The researchers — who on May 23 published their results in Nature Communications — reported their mRNA lipid nanoparticle vaccine elicited “strong” T cell and antibody responses in female mice infected with H5N1.
They also said their vaccine produced an immune response in male ferrets and prevented death.
U.S. News and World Report and other media outlets reported on the study, which was funded by the National Institute of Allergy and Infectious Diseases, National Institutes of Health and the U.S. Department of Health and Human Services.
Dr.

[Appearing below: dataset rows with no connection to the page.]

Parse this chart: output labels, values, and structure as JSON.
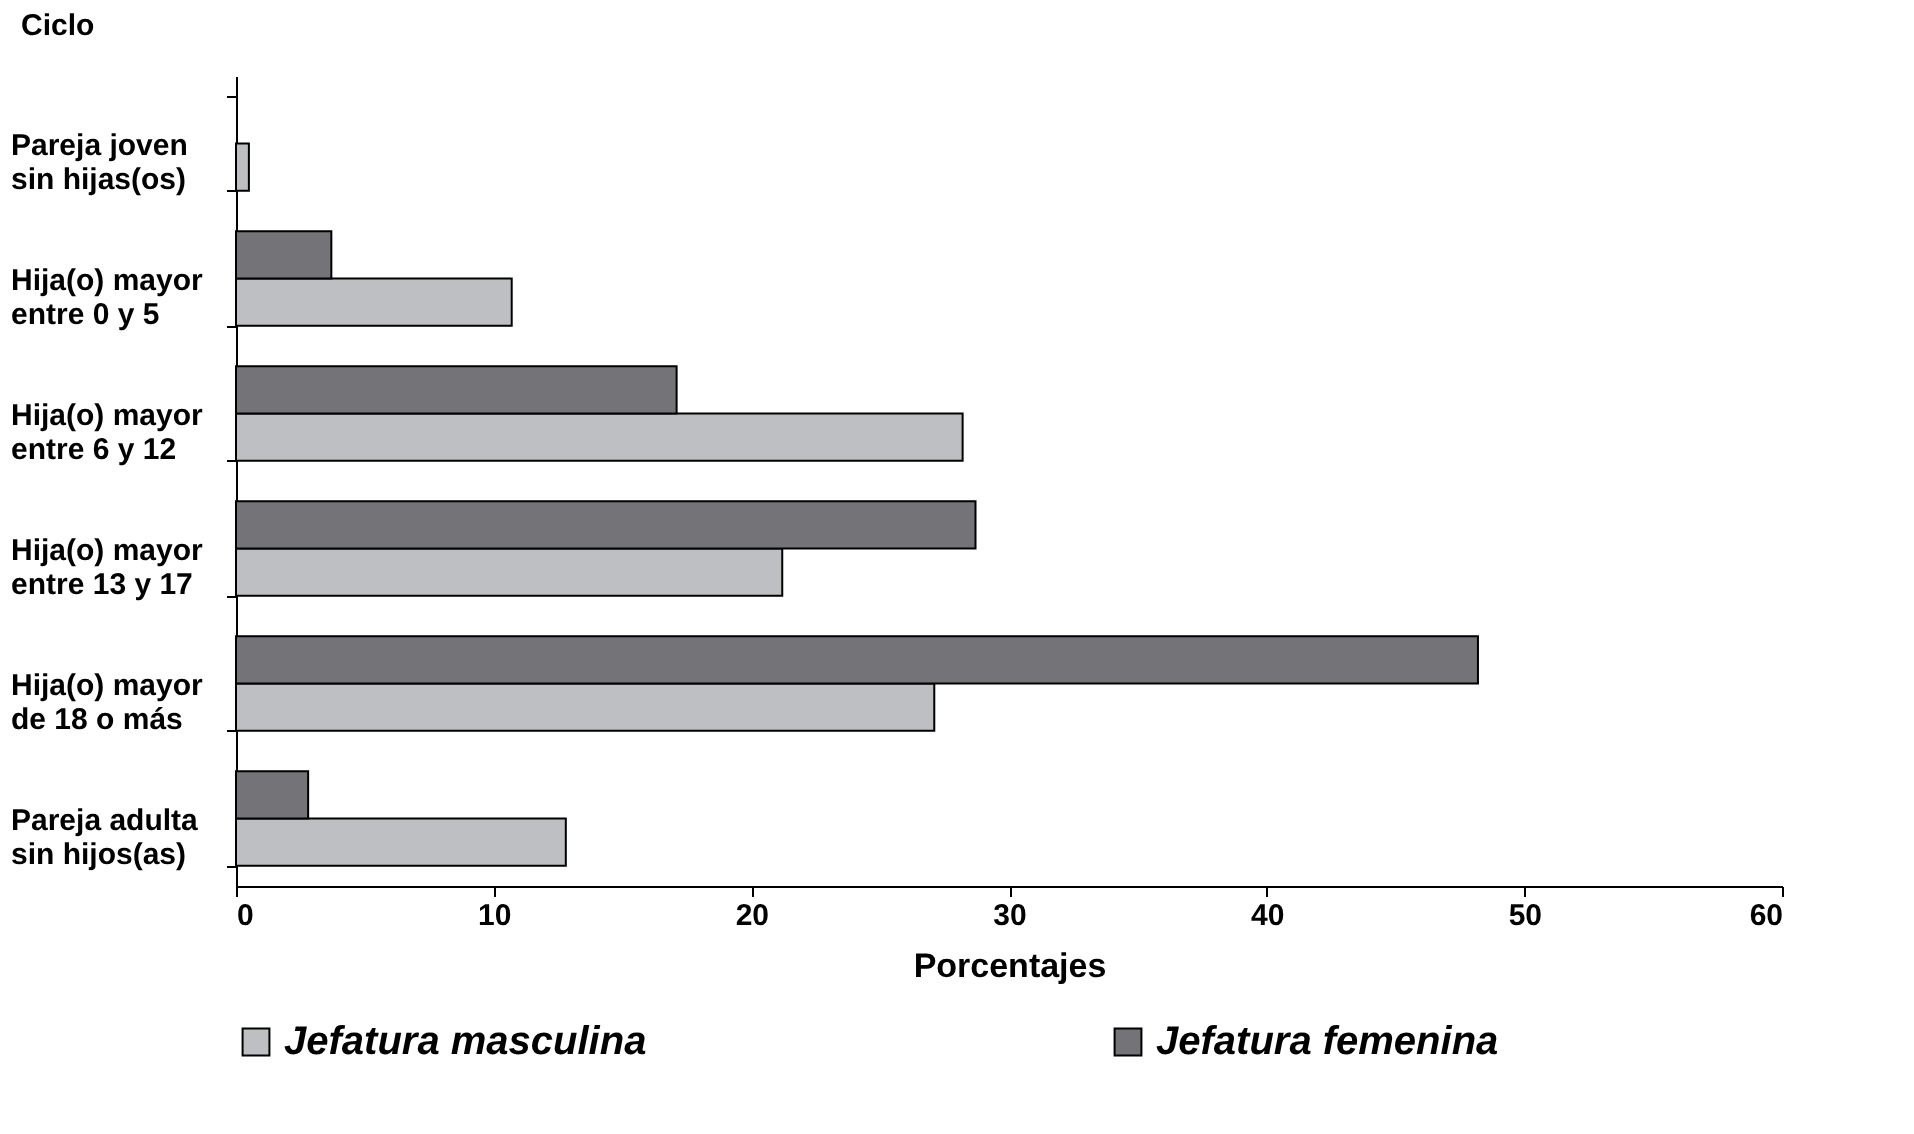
{
  "chart_data": {
    "type": "bar",
    "orientation": "horizontal",
    "ylabel": "Ciclo",
    "xlabel": "Porcentajes",
    "categories": [
      "Pareja joven\nsin hijas(os)",
      "Hija(o) mayor\nentre 0 y 5",
      "Hija(o) mayor\nentre 6 y 12",
      "Hija(o) mayor\nentre 13 y 17",
      "Hija(o) mayor\nde 18 o más",
      "Pareja adulta\nsin hijos(as)"
    ],
    "series": [
      {
        "name": "Jefatura masculina",
        "color": "#bebfc3",
        "values": [
          0.5,
          10.7,
          28.2,
          21.2,
          27.1,
          12.8
        ]
      },
      {
        "name": "Jefatura femenina",
        "color": "#737378",
        "values": [
          null,
          3.7,
          17.1,
          28.7,
          48.2,
          2.8
        ]
      }
    ],
    "xlim": [
      0,
      60
    ],
    "xticks": [
      0,
      10,
      20,
      30,
      40,
      50,
      60
    ],
    "grid": false,
    "legend": "bottom"
  }
}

Robert Malone — an early pioneer of mRNA vaccines technology and an outspoken critic of U.S. federal biomedical corruption during the COVID-19 pandemic — called the news coverage of the study “investor hype” and “fear porn.”
“There’s no evidence of human-to-human transmission of H5N1,” Malone told The Defender.

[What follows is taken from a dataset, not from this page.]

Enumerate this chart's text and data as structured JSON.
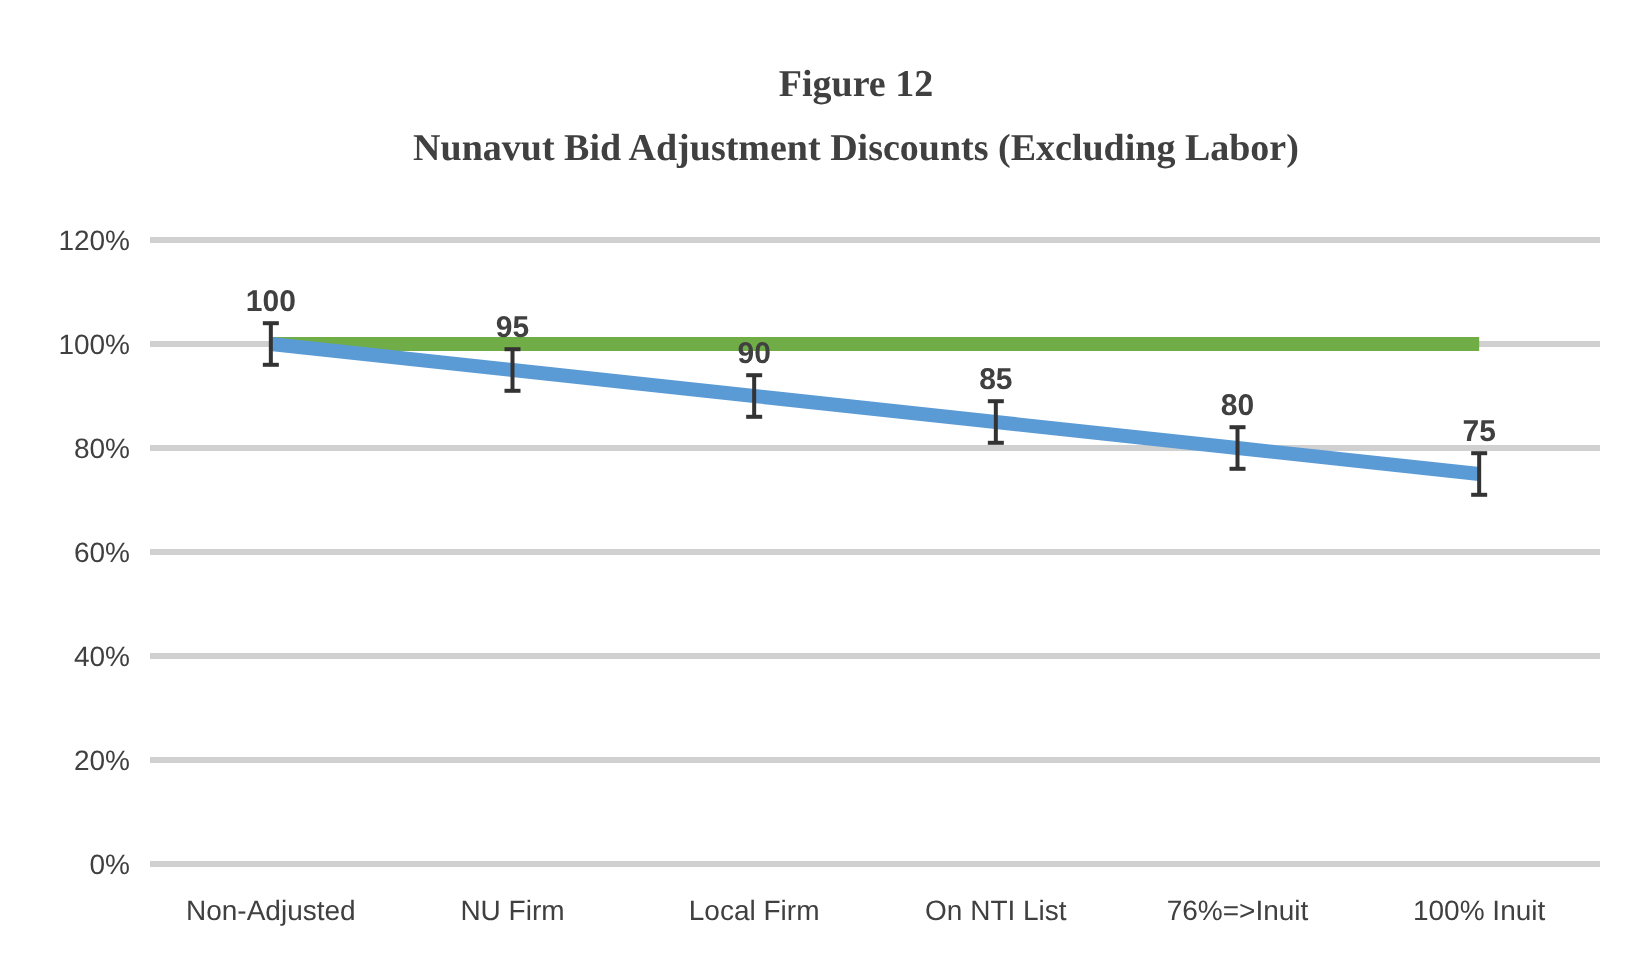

Malone said the researchers would need to show that there’s a “reasonable facsimile” between ferrets and humans to claim the vaccine can prevent severe illness and death in humans.

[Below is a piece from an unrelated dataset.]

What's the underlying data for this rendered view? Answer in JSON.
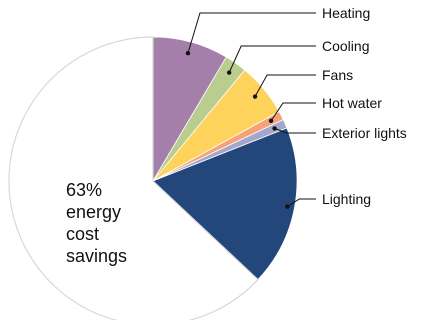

The likelihood of people getting H5N1 is very small, Malone said. “The thing is, it doesn’t readily infect humans.”
Only those who are immunocompromised or who slaughtered an infected waterfowl might be at risk of transmission, he said, so H5N1 is being “used to instill fear” in the public to generate federal funding for H5N1 vaccine research.
Meanwhile, there’s plenty of evidence that the lead researchers have clear conflicts of interest, Malone said. “They absolutely stand to profit” from their experimental bird flu vaccine.
Scott Hensley, Ph.D. and Drew Weissman, M.D., Ph.D. at the Perelman School of Medicine at the University of Pennsylvania — who led the research — are listed as co-inventors on patents for mRNA vaccine technologies.
They’ll likely receive royalties payments, Malone said. “It’s similar to how [Dr. Anthony] Fauci gets money from his royalties.”
Malone said the Bayh-Dole Act, passed in 1980, incentivized U.S. universities and their faculty members to patent federally funded research — so it’s common for university researchers to develop something they believe to be patentable. “They disclose it [their discovery] to the university and the university files the patent.”
The patent’s terms and conditions typically say that the money from the license gets split between the university, the school or department chair and the researchers, according to Malone.
Hensley is a paid consultant for Pfizer, Merck, Lumen, Novavax and Sanofi.
Hensley did not immediately respond to The Defender’s questions about his research and consulting fees from pharmaceutical companies.
U Penn is a ‘pharma R & D’
The University of Pennsylvania is a $11.1 billion enterprise, according to its press release.
Malone referred to the school as a “pharma R & D” because of how much of its efforts focus on researching and developing pharmaceutical technologies.
Much of the school’s money comes from the pharmaceutical industry, which pays to use patents held by the university, he said. “Penn is sitting on royalty cash from Pfizer-BioNTech and Moderna.”
Weissman, who has been at the university since 1997, was one of the two scientists awarded the 2023 Nobel Prize in Medicine for the discoveries that enabled the modified mRNA technology used in Pfizer-BioNTech’s and Moderna’s COVID-19 vaccines.
The Perelman School of Medicine at the University of Pennsylvania did not immediately respond to The Defender’s request for comment.
Fox News today reported that the U.S. is in talks with Pfizer and Moderna about developing an mRNA H5N1 bird flu vaccine to protect poultry and dairy workers from a potential pandemic threat.
Dawn O’Connell of the U.S. Administration for Strategic Preparedness and Response told Fox News the government is “looking closely” at the possibility of vaccinating farm workers and others in close contact with the virus.
Earlier this month, O’Connell told NBC News that mRNA bird flu vaccine could be quicker to manufacture than a non-mRNA bird flu vaccine because “you can switch in and switch out the genetic sequencing very easily.”